Beliau memberi tiga syarat tersebut memiliki alasan masing-masing dan menjelaskannya kepada Bapak. Namun, bagaimana pun itu Bapak sudah pasrah kepada Pak Muslih, mau diterima atau ditolak beliau manut. Akhirnya pihak penerjemah dari Malaysia tidak mampu memenuhi syarat tersebut dan Pak Muslih pun menolaknya. Padahal penerjemahan sudah dimulai, hingga akhirnya teks yang sudah diterjemahkan pun diminta oleh Pak Muslih.

Bagi beliau, Pak Muslih, ini merupakan sejarah yang tidak terlupakan. Bagaimana ketika dalam keadaan demikian, seorang santri dipasrahi sesuatu yang besar, hingga akhirnya beliau mampu memutuskan hal demikian.
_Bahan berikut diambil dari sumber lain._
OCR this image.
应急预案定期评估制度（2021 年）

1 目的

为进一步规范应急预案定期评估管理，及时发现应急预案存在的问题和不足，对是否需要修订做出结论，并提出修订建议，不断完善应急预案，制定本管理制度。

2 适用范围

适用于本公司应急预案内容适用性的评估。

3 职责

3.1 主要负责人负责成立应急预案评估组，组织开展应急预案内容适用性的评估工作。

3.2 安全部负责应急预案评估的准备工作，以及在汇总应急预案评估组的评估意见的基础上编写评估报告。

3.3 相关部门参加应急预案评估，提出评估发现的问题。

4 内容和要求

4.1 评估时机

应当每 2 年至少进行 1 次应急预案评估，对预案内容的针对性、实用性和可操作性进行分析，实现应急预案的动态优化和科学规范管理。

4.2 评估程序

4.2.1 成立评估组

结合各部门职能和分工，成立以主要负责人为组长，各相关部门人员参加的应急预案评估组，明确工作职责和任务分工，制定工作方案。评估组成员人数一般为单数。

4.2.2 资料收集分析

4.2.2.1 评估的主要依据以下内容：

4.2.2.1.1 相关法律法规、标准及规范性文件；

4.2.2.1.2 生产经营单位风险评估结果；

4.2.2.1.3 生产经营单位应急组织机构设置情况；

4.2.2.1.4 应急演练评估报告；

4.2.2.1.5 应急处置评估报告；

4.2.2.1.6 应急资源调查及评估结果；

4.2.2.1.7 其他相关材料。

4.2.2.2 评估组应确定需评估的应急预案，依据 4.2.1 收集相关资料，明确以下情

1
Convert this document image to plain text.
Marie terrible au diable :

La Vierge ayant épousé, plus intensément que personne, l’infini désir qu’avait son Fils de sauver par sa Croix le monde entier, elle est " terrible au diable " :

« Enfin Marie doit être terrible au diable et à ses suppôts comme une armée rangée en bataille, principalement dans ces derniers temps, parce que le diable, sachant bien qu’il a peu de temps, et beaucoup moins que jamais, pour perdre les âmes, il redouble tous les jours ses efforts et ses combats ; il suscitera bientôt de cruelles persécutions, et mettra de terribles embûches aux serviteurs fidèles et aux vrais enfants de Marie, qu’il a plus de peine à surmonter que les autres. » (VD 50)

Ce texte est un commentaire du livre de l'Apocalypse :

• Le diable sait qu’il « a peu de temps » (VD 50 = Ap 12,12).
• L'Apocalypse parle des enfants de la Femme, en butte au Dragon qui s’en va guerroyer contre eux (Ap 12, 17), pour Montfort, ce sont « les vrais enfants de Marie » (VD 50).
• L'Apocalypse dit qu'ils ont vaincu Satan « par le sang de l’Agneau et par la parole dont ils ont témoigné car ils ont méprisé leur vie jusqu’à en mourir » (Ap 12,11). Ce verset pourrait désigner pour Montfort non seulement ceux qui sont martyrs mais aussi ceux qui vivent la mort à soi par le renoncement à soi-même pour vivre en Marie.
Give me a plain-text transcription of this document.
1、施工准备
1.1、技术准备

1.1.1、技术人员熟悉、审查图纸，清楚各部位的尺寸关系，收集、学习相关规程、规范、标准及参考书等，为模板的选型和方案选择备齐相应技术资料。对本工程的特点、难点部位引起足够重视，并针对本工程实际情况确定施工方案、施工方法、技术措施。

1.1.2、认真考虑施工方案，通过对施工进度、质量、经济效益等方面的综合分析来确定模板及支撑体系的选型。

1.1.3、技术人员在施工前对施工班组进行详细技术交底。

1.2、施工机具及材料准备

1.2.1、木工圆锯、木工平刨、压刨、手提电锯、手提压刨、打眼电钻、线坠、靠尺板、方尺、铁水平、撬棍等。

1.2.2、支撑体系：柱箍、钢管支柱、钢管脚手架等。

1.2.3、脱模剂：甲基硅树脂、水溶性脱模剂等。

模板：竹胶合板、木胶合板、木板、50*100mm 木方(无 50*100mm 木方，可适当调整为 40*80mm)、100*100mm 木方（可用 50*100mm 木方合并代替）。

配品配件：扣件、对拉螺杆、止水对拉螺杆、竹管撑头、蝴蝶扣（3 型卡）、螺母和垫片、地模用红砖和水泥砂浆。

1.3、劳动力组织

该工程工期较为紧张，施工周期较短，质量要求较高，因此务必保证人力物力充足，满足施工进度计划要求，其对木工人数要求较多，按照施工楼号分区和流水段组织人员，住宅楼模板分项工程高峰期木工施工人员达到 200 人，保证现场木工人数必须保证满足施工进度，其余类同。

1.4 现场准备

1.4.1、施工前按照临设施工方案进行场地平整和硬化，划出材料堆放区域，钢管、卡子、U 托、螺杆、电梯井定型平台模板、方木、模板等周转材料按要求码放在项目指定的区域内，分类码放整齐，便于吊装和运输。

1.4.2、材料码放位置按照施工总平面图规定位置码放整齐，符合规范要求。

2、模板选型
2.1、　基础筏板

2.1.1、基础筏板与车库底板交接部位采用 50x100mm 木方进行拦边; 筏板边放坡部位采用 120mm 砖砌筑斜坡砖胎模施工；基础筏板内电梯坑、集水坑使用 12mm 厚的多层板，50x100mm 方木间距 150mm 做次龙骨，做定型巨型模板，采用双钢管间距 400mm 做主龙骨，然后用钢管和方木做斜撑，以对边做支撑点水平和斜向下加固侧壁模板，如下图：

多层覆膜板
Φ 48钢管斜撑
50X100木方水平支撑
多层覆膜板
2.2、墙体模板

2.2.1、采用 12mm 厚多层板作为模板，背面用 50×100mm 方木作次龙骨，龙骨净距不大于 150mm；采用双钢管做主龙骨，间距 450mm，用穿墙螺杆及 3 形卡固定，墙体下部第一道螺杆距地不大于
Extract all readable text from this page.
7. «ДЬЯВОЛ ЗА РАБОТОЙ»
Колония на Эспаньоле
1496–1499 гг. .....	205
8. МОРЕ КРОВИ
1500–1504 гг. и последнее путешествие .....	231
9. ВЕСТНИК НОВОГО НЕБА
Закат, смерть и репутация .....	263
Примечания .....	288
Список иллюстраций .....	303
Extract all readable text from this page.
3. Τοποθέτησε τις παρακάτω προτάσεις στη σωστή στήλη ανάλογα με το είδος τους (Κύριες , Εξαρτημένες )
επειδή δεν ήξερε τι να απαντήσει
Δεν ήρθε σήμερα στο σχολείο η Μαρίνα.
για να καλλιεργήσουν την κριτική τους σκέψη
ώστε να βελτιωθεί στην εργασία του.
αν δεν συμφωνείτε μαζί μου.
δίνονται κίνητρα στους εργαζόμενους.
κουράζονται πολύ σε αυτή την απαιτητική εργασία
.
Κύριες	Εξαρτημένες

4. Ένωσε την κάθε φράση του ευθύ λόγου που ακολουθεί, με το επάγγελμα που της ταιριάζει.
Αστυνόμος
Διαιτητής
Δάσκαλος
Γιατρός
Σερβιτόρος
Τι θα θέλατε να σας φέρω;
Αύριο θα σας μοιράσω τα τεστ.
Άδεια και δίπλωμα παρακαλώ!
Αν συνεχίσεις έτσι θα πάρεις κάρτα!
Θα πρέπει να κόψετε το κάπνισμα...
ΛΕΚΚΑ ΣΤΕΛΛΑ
Sosok Pak Muslih yang sederhana di mata para santri dan ustadz yang selalu datang tepat waktu ini, dahulu pernah terjun ke dalam dunia politik bahkan sampai menduduki kursi DPRD provinsi DIY. Bagi beliau hal tersebut merupakan salah satu keberkahan yang luar biasa dari pada guru, para Kiai. Beliau yang dulu sering dijuluki Muslih DPR pada zaman masih mondok mendapat tugas di dapur Mbah Ali. Akhirnya justru julukan tersebut menjadi do’a bagi beliau. Beliaupun tidak pernah menyangka hal tersebut.

Menjelang peringatan hari santri ini, Pak Muslih pun berpesan, sebagai santri kita harus benar-benar menjaga keberadaan sebagai santri. Artinya, santri harus ikut aktif dalam menjaga keberadaan NKRI. Adanya peringatan hari santri ini merupakan bentuk penghargaan dari negara terhadap santri sehingga momentum ini seharusnya dimanfaatkan dengan baik. Tidak hanya dalam event-event kegiatan santri akan tetapi lebih pada bentuk nyata dalam keseharian yaitu menjaga identitas sebagai santri. Termasuk menjaga identitas pendidikan moral yang menjadi simbol pesantren yang seharusnya kita junjung tinggi. Mengingat tidak ada lembaga lain yang mampu menciptakan pendidikan akhlak seperti pesantren. Sehingga seharusnya sebagai santri mampu menjaga keberadaan sebagai santri dan menjaga identitas sebagai santri. Begitu kiranya pesan Pak Muslih untuk para santri.